NOT THE END OF THE WORLD is a grand ride, but I don't think it is Atkinson's best. Too many of the stories, despite their obvious virtuosity, wind up getting by on the author's sarcastic, fantastic riffs and juicy language. She could (dangerously, for her own development) be typecast as wacky rather than deep. I hope she writes another novel next --- preferably about a small boy with profound dignity and a well-concealed longing for love.
--- Reviewed by Kathy Weissman
11 of 11 people found the following review helpful.
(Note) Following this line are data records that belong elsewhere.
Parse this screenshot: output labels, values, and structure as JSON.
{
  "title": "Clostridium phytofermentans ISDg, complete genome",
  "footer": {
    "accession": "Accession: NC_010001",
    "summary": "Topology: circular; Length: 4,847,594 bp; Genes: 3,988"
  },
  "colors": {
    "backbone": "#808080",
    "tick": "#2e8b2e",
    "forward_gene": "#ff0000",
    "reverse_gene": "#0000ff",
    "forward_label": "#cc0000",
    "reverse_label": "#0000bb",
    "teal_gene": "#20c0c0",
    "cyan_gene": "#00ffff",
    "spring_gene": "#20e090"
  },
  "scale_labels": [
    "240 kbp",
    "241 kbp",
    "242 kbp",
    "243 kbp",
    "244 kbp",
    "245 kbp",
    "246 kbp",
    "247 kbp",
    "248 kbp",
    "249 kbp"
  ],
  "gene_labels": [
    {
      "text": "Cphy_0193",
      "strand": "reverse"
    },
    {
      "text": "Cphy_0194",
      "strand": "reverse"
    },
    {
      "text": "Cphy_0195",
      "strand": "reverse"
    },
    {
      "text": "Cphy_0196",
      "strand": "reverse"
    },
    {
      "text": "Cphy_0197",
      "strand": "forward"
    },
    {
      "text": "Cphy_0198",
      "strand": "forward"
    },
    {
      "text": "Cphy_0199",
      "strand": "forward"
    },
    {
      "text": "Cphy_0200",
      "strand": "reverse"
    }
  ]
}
Too clever, or not clever enough?
By shoemuse
It wasn't until I read the reviews here about "Not the End of the World" that I "got" what Kate Atkinson was trying to do. I went back and re-read the book with an eye toward the myths and the wrapping together of several characters across different stories. To be honest, even the second time around I was not that impressed with the stories. Yes, Kate Atkinson has a unique voice, one I loved in "Behind the Scenes at the Museum". Here, though, I felt like there was an inside conceit that was inaccessible to the reader. It's been a while since I took Latin, so it would've been nice to have the quotes translated. Atkinson teases us with characters that I would've liked to have seen more developed. It was difficult to muster up sympathy for the characters. Overall, if you are a fan of Atkinson's writing I'd say buy this. If you are approaching Atkinson for the first time, you are better starting with "Behind the Scenes at the Museum."